Huh? Love's a tailor? Well, exactly, and what dear Will is saying is that we shouldn't try to alter that which we find in a loved one. Ha. That's all we ever do. But would it work if we could?
Imagine Jane. Five years after she met Mr. Rochester at the altar.
"All you do is mope, my dear. Edwin, cheer up! It's too too gloomy the way you keep brooding. What could be nicer? You have a lovely son and daughter. I know you can't see them too well with only one eye, but trust me, they're grand. And so what if we have to live in the dust and noise of all this construction? A fire is a fire and Thornewood wasn't built in a day. And even the architect finally agreed my idea of having new kitchens, and plumbing, and that new conservatory, was splendid. Have you seen the tile samples yet? Will you please do so, we would so like to get started on the bath chamber.
"Perhaps you do find me a bit too... prim in marital matters? But you liked that about me, remember? Especially after that absolute horror you wed. Talk about unbridled passion! And see where that got you? Or rather, perhaps you could see if you still had that other eye. And whose fault was that? Where was your common sense, my dear? I know you were young, but really.

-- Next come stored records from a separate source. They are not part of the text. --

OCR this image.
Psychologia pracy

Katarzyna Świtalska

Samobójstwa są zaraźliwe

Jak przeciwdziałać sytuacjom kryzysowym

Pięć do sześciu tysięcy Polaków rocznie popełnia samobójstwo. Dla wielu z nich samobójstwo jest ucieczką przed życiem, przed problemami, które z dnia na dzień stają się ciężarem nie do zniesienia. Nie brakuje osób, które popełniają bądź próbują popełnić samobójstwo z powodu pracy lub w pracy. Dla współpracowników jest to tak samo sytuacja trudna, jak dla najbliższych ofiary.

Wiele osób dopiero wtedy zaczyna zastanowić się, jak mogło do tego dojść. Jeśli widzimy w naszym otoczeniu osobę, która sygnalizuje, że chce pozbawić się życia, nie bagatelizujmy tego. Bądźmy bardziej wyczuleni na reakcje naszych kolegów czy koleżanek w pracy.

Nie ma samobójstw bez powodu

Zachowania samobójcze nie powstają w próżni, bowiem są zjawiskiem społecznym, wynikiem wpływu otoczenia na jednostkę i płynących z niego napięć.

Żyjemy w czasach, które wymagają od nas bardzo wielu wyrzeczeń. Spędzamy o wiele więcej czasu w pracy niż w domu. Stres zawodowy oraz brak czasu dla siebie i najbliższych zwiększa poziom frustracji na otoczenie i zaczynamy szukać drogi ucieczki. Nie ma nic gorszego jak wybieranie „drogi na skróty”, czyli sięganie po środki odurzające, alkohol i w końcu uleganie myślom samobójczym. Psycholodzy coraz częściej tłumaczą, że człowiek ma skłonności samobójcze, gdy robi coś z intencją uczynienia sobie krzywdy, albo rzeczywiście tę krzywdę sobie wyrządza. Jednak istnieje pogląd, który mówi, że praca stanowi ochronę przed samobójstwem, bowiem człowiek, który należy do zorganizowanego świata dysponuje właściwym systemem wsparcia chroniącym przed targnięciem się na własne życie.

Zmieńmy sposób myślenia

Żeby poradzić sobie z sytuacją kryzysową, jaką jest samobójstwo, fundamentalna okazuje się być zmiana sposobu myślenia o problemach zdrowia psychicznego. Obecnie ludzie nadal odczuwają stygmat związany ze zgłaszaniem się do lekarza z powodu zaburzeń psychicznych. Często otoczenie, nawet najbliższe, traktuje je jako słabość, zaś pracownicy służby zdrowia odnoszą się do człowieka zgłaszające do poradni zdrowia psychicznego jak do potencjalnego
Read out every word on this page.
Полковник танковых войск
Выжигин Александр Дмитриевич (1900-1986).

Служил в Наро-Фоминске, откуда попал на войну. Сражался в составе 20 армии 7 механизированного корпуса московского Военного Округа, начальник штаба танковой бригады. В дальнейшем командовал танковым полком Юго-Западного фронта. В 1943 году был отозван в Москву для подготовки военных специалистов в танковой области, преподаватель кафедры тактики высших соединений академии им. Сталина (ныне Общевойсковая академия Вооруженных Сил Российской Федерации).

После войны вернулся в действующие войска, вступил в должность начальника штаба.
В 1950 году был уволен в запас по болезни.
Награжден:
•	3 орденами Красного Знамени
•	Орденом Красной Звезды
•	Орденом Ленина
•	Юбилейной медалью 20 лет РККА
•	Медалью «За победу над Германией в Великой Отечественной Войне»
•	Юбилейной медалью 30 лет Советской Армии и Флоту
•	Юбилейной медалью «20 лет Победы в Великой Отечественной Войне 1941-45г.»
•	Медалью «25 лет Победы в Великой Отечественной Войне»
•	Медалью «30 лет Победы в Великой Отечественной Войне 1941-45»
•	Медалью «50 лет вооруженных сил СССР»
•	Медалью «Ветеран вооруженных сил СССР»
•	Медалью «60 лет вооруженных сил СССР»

"Why are you always avoiding me? Perhaps I could become warmer at marital matters if we spoke more - or at least, if you did. You are an absolute clam. Perhaps I do 'gabble' a bit much, as you say. But I had such a lonely life until we met and...."
Still, try to imagine a jolly Mr. Rochester. Ho-hoing all through the halls of Thornewood. Dancing jigs, making puns, leaving whoopee cushions on the dining room chairs, pinching the maidservants' cheeks and telling warm stories to the vicar.
Oh please. Even Jane would leave him in a day. We like most what we can change least.